There are less than 100 professional crossword makers left in the UK but their days are numbered because of breakthroughs in artificial intelligence (AI), it is feared.
Computers that can ‘think’ like real people will soon be able to construct standard and cryptic crosswords more cheaply and in a fraction of the time.
It spells an end to a niche industry that has supplied the media and its readers with wordplay puzzles since 1922.
Marc Breman, one of the UK’s most accomplished compilers whose puzzles have appeared in the London Evening Standard, Daily Mirror, Daily Express and Sunday Telegraph for more than 25 years, said the future of crosswords was “unquestionably” automated.
Breman, who writes an average of 13,500 clues per year and has constructed more than 30,000 puzzles since 1991, said: “The writing is very much on the wall for crossword compilers, and has been for some years.
“It is one of the last remaining true niche industries, and one that cannot compete against the march of the machines.
“That we are replaced by quicker, cheaper computer software at some point in the next 15 to 20 years is unquestionable.”
Puzzles called ‘word-crosses’ started to appear in the British media in the 1920s. By the late 1930s, one of the Great British rituals was born when puns, anagrams and cryptic wordplays started to appear as clues.
Less than 30 years ago, crossword compilers could earn up to £35 per hour by supplying newspapers and magazines – typically through a third-party agency – with puzzles.
But the number of crossword compilers fell markedly with the advent of the internet when standard puzzles could be created in a fraction of the normal time using online databases containing millions of words and synonyms.
Today, most standard crosswords are created entirely by – or rely heavily on – computer programs that can complete a 15 x 15 grid in seconds.
Standard crosswords are now so easy to construct that some newspapers are given them for free, often by armchair enthusiasts.
There are now believed to be fewer than 100 professional compilers, whose income largely depends on creating cryptic crosswords, which require several more layers of coding and wordplay.
Despite numerous attempts, no computer program currently exists that can realistically replicate the efforts of a real compiler whose “personality, penchants and foibles” are reflected in the clues.
But Breman, 56, fears that advances in AI – and in the development of artificial personality – will render the last of the human compilers redundant within 15 or 20 years.
Media agencies in the UK and elsewhere will be able to satisfy demand by creating cryptic crosswords – to suit every publication and ability – at the touch of a button, without the unnecessary overheads of their consultants, he believes.
Readers are unlikely to ever notice the difference.
Breman said the move towards automation has forced him and other compilers to diversify into other areas of literature.
This week he is publishing his first book.
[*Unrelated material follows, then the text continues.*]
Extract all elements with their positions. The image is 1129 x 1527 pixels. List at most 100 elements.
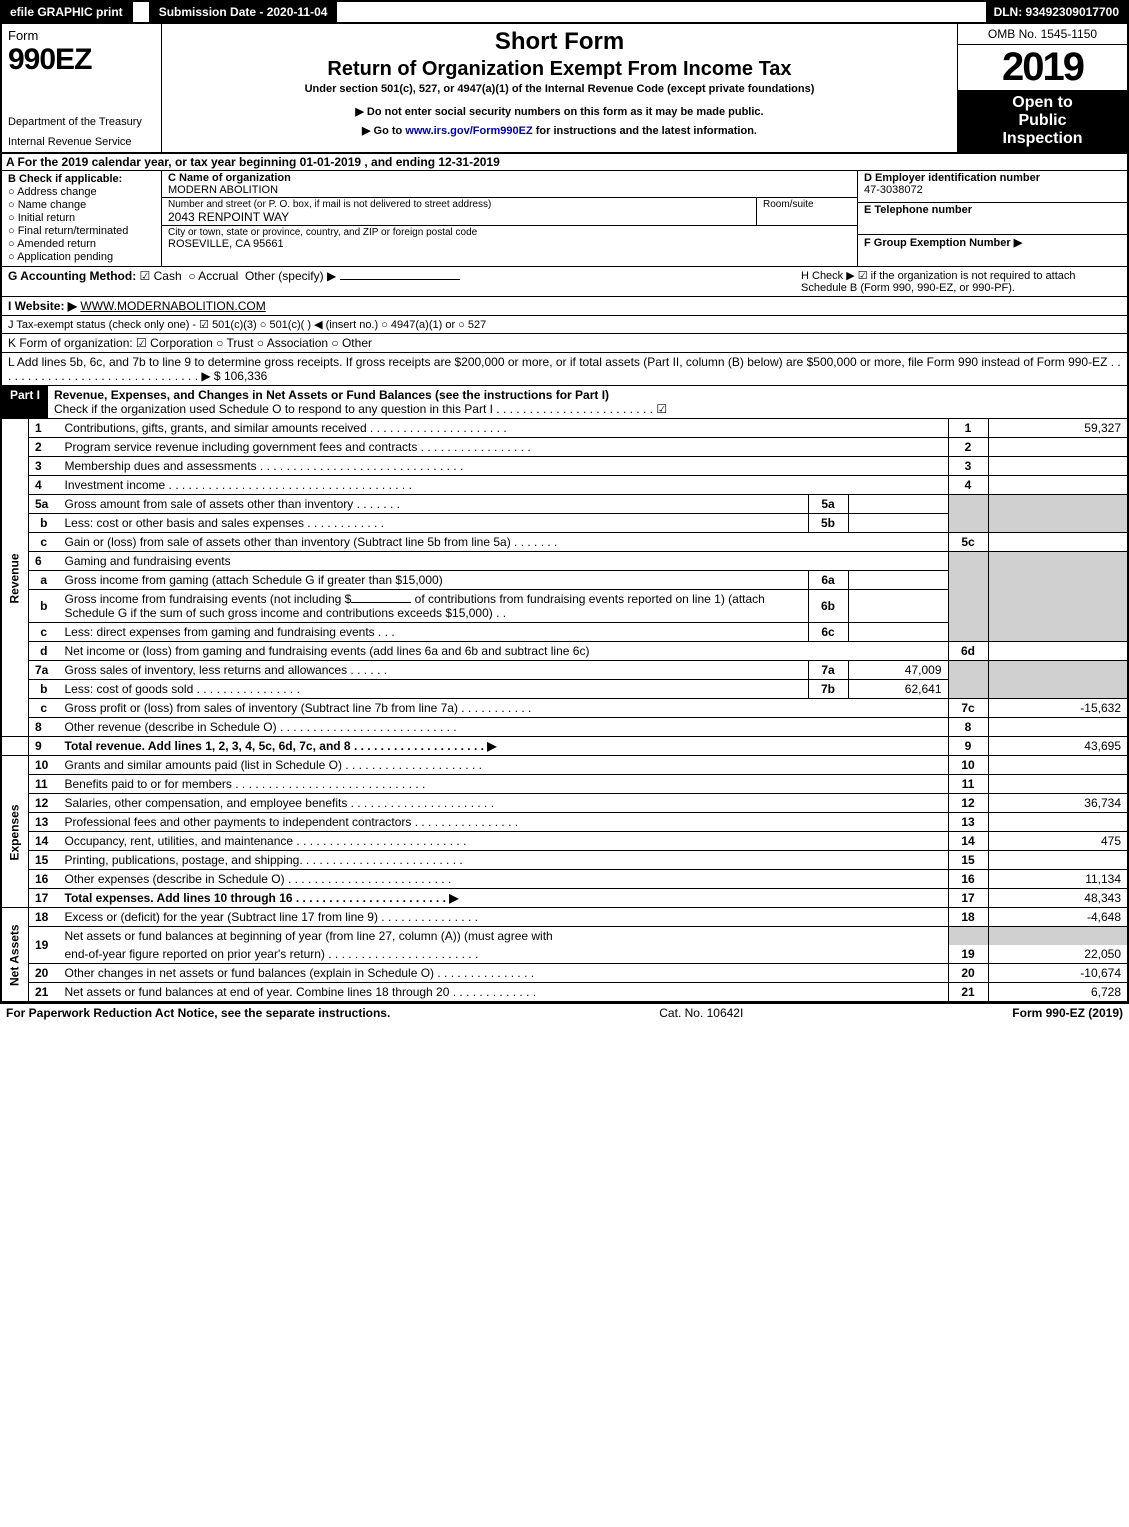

The Foggiest Notion, a surreal novel about crossword puzzles.
It features a 15 x 15 grid for readers to solve, featuring the clues presented to the characters as part of the plot – something he reckons could not be replicated by AI.
“However much we may dislike the idea, Britain and the world generally are moving towards full automation where a wide variety of jobs will be taken by robots,” he said.
“The importance of diversification – and a willingness to turn your hand to something new – has never been more necessary.”